Europe responds to IED threat with blast-resistant vehicles
Printed headline: Safe Haven
Roadside explosives are among the deadliest weapons facing U.S. and coalition forces in Iraq and Afghanistan. The ubiquitous improvised explosive device has killed and wounded thousands of soldiers in both theaters. The success of its low-tech lethality exposed a major vulnerability in operations and paved the way for introduction of more sophisticated weapons like explosively formed penetrators, which can destroy even heavily armored vehicles.
Efforts to counter these threats is giving rise to one of the largest development and procurement efforts for land forces in years: heavily armored vehicles that are engineered to withstand roadside bombs, land mines and projectiles, and protect occupants from serious injuries or death. At least a dozen countries are building or ordering vehicles, or doing both. The value of all programs will run well into the tens of billions of dollars.
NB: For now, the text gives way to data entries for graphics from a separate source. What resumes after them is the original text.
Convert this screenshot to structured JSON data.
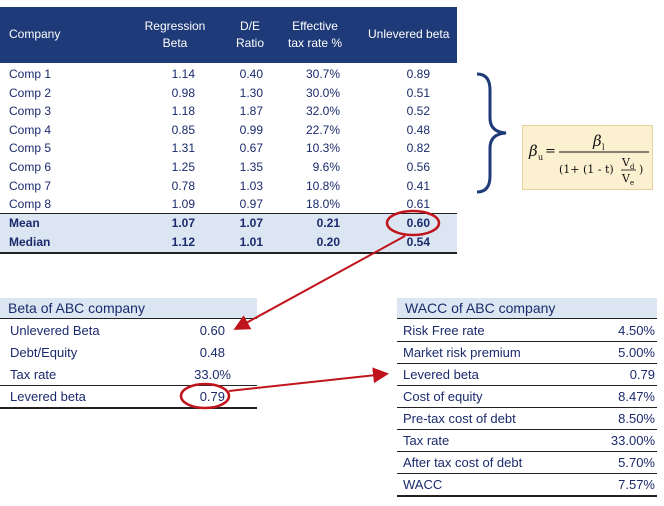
{
  "comps_table": {
    "headers": [
      "Company",
      "Regression\nBeta",
      "D/E\nRatio",
      "Effective\ntax rate %",
      "Unlevered beta"
    ],
    "rows": [
      {
        "company": "Comp 1",
        "beta": "1.14",
        "de": "0.40",
        "tax": "30.7%",
        "unlevered": "0.89"
      },
      {
        "company": "Comp 2",
        "beta": "0.98",
        "de": "1.30",
        "tax": "30.0%",
        "unlevered": "0.51"
      },
      {
        "company": "Comp 3",
        "beta": "1.18",
        "de": "1.87",
        "tax": "32.0%",
        "unlevered": "0.52"
      },
      {
        "company": "Comp 4",
        "beta": "0.85",
        "de": "0.99",
        "tax": "22.7%",
        "unlevered": "0.48"
      },
      {
        "company": "Comp 5",
        "beta": "1.31",
        "de": "0.67",
        "tax": "10.3%",
        "unlevered": "0.82"
      },
      {
        "company": "Comp 6",
        "beta": "1.25",
        "de": "1.35",
        "tax": "9.6%",
        "unlevered": "0.56"
      },
      {
        "company": "Comp 7",
        "beta": "0.78",
        "de": "1.03",
        "tax": "10.8%",
        "unlevered": "0.41"
      },
      {
        "company": "Comp 8",
        "beta": "1.09",
        "de": "0.97",
        "tax": "18.0%",
        "unlevered": "0.61"
      }
    ],
    "summary": [
      {
        "company": "Mean",
        "beta": "1.07",
        "de": "1.07",
        "tax": "0.21",
        "unlevered": "0.60"
      },
      {
        "company": "Median",
        "beta": "1.12",
        "de": "1.01",
        "tax": "0.20",
        "unlevered": "0.54"
      }
    ]
  },
  "formula": {
    "lhs": "β",
    "lhs_sub": "u",
    "numerator": "β",
    "numerator_sub": "l",
    "denom_left": "(1+ (1 - t)",
    "vd": "V",
    "vd_sub": "d",
    "ve": "V",
    "ve_sub": "e",
    "denom_right": ")"
  },
  "beta_table": {
    "title": "Beta of ABC company",
    "rows": [
      {
        "label": "Unlevered Beta",
        "value": "0.60"
      },
      {
        "label": "Debt/Equity",
        "value": "0.48"
      },
      {
        "label": "Tax rate",
        "value": "33.0%"
      },
      {
        "label": "Levered beta",
        "value": "0.79"
      }
    ]
  },
  "wacc_table": {
    "title": "WACC of ABC company",
    "rows": [
      {
        "label": "Risk Free rate",
        "value": "4.50%"
      },
      {
        "label": "Market risk premium",
        "value": "5.00%"
      },
      {
        "label": "Levered beta",
        "value": "0.79"
      },
      {
        "label": "Cost of equity",
        "value": "8.47%"
      },
      {
        "label": "Pre-tax cost of debt",
        "value": "8.50%"
      },
      {
        "label": "Tax rate",
        "value": "33.00%"
      },
      {
        "label": "After tax cost of debt",
        "value": "5.70%"
      },
      {
        "label": "WACC",
        "value": "7.57%"
      }
    ]
  },
  "colors": {
    "header_bg": "#1f3a78",
    "text": "#1a2a6c",
    "summary_bg": "#dce6f2",
    "annotation_red": "#c0141c",
    "bracket": "#1f3a78",
    "formula_bg": "#fbf0cf"
  }
}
Perhaps the best known program is in the U.S., where the Pentagon has authorized the purchase of 22,000 MRAP (Mine-Resistant Ambush-Protected) vehicles through 2010 that will replace Humvees and lightly armored trucks (DTI July/August, p. 23). The MRAP program was announced last year. Production and orders have ramped up faster than suppliers and procurement officials expected (see also DTI March, p. 25).
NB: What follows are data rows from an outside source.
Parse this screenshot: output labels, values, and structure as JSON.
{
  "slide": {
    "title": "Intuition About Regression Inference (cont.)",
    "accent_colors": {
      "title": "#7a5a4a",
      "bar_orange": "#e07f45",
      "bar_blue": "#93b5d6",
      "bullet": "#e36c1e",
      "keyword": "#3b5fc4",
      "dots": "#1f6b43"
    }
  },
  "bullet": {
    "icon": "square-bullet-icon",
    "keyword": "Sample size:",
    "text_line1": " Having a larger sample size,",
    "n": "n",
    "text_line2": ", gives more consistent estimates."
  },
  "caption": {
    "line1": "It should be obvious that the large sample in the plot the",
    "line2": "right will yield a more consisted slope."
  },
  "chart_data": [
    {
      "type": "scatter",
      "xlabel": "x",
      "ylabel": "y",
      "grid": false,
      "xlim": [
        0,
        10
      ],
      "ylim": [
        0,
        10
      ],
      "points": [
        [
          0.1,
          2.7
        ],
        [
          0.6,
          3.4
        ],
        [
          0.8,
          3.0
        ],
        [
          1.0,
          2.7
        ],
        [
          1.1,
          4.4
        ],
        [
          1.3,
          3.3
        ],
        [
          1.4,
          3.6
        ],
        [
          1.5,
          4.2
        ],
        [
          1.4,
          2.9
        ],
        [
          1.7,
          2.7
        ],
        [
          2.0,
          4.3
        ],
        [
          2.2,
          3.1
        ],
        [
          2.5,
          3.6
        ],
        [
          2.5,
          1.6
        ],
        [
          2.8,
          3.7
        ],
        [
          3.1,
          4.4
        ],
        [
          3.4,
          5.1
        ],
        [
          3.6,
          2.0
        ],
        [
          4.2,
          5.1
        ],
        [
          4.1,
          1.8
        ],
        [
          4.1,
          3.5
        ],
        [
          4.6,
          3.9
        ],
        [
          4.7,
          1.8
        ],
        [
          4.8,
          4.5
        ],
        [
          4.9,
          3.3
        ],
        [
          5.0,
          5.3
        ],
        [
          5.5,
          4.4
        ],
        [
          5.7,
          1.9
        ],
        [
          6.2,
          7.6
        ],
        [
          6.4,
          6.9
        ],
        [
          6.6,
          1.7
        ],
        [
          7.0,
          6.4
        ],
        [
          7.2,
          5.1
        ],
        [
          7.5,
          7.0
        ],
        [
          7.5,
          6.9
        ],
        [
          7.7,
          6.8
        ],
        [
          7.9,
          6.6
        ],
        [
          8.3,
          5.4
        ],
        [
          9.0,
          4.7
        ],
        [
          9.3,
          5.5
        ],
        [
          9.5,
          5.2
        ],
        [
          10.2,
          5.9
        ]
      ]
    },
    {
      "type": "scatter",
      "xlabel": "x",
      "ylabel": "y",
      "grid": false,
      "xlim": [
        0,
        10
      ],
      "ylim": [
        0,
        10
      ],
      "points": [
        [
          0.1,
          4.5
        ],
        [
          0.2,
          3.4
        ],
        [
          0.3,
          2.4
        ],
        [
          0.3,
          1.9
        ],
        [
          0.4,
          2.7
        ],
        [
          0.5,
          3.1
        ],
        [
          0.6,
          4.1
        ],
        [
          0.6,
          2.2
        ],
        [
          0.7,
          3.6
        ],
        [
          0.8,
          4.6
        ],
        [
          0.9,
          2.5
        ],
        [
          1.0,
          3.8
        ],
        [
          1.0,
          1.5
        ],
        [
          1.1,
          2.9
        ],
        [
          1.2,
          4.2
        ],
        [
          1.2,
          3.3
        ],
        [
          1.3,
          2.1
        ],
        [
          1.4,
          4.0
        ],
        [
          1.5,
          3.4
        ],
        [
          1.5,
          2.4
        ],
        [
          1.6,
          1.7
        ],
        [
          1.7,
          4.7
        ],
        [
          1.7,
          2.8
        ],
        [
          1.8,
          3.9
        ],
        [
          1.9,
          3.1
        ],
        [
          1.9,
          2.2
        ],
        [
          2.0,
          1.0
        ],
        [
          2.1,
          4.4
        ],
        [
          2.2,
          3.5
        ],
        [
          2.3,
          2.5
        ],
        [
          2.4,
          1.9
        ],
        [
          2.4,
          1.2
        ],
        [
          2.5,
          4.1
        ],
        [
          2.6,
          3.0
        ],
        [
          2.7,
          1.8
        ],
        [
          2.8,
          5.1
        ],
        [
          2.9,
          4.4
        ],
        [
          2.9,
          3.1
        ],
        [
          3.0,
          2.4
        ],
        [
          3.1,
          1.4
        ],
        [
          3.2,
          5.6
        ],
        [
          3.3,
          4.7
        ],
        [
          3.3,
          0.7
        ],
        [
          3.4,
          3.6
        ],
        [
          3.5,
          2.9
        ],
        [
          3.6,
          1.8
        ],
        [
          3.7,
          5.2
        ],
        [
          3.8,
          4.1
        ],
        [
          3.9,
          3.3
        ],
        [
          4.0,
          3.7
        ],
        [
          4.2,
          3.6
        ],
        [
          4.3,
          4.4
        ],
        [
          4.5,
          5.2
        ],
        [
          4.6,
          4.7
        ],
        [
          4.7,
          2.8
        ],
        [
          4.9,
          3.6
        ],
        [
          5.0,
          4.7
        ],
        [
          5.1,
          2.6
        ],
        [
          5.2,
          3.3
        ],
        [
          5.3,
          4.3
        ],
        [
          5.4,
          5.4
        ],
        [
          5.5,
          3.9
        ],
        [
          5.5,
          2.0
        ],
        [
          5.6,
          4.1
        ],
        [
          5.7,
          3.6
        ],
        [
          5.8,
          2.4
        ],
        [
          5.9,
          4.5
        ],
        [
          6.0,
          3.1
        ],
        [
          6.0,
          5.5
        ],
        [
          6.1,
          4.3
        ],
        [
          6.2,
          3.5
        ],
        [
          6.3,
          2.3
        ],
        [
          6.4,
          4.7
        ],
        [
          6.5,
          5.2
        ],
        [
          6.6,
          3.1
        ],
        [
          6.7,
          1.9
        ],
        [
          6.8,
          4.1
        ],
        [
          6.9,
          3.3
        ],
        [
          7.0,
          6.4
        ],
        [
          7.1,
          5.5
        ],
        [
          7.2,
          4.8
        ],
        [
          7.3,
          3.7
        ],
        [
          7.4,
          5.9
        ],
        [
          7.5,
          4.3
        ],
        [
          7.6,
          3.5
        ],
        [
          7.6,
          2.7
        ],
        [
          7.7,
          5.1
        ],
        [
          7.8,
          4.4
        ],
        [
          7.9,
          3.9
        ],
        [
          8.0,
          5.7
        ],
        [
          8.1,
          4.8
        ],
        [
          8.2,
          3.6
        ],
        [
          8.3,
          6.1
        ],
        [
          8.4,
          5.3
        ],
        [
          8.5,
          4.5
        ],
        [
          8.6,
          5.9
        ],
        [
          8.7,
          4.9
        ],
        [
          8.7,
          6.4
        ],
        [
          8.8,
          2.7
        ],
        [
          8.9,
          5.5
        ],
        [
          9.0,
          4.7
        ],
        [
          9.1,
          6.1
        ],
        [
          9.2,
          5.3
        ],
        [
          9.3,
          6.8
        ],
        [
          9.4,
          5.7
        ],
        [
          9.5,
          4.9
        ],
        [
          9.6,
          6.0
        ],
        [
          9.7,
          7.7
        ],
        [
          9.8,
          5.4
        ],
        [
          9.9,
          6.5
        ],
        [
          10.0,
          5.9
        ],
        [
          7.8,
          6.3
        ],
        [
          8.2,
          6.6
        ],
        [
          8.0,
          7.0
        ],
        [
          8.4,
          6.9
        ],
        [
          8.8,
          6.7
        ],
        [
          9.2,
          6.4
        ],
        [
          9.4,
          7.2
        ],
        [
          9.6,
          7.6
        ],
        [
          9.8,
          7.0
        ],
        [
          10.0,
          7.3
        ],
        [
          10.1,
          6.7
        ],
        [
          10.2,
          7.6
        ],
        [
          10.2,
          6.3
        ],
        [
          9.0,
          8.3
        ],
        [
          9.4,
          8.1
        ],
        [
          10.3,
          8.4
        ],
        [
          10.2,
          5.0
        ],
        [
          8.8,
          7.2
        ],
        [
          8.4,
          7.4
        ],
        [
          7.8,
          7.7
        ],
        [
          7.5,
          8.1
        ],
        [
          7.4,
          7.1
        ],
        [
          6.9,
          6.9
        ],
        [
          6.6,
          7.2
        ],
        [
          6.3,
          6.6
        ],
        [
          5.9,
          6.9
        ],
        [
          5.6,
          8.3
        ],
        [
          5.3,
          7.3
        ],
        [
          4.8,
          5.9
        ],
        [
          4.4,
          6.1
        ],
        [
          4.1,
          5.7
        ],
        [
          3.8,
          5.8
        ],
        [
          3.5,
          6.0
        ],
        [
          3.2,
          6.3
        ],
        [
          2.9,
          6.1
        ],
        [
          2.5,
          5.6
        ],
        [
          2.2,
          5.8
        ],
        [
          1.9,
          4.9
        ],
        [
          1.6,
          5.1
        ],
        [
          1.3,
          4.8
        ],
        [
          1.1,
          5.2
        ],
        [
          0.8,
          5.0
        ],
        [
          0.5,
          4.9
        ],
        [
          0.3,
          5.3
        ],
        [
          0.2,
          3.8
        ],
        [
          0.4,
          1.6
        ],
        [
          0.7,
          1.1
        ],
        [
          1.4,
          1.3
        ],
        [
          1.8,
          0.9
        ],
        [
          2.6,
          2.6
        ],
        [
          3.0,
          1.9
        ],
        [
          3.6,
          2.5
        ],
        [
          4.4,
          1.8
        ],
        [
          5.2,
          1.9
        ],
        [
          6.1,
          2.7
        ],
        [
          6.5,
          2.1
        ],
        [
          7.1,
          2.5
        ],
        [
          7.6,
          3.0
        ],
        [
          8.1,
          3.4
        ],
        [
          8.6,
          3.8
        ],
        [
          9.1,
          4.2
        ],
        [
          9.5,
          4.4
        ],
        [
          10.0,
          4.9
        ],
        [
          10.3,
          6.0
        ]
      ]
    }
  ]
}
Armed forces elsewhere have been developing such vehicles since at least 2004. Some nations (notably Israel and South Africa) have lengthy experience in designing and building protected vehicles that are light and mobile, yet protect riders from most land mines, IEDs and small-arms fire.
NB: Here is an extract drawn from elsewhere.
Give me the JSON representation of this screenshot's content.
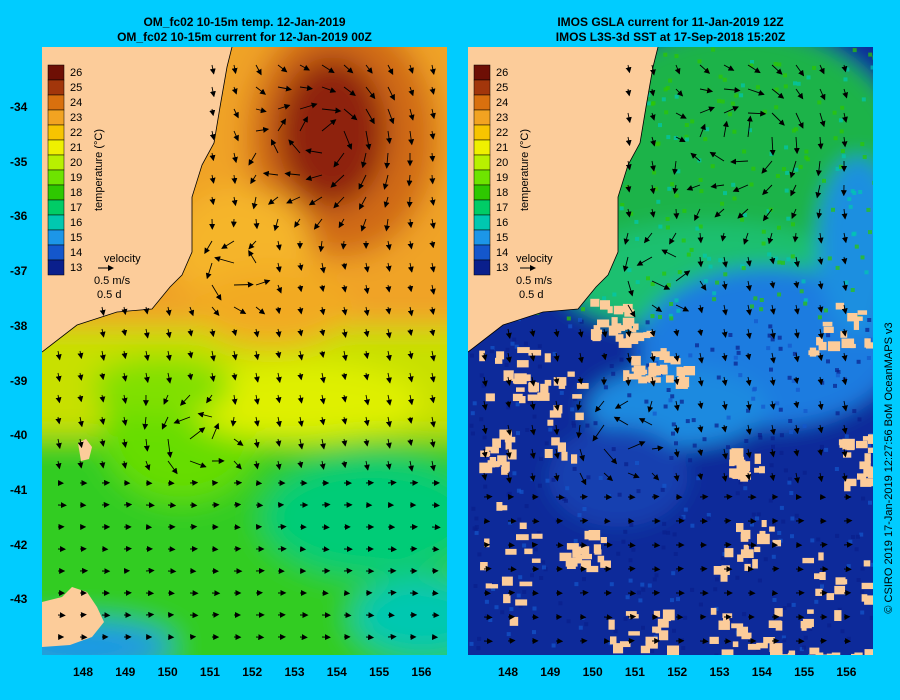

The stakes are high for these programs, as seen in the casualty figures from Iraq alone. According to one source, 1,582 of the 3,683 U.S. combat deaths in Iraq through Aug. 7 were caused by IEDs -- a 43% rate.
Requirements are changing as attackers develop more effective weapons. In July, in what was described as one of the biggest roadside blasts in Afghanistan, six Canadian soldiers and their Afghan translator were killed when a bomb destroyed an RG-31 Nyala, a 7.28-ton, 4 X 4 wheeled vehicle developed in South Africa and built by BAE Land Systems. The Nyala is designed to resist the simultaneous detonation of two anti-tank mines, and has been regarded as the "least vulnerable of Canadian fighting vehicles in Afghanistan," according to a report in Toronto's Globe and Mail newspaper.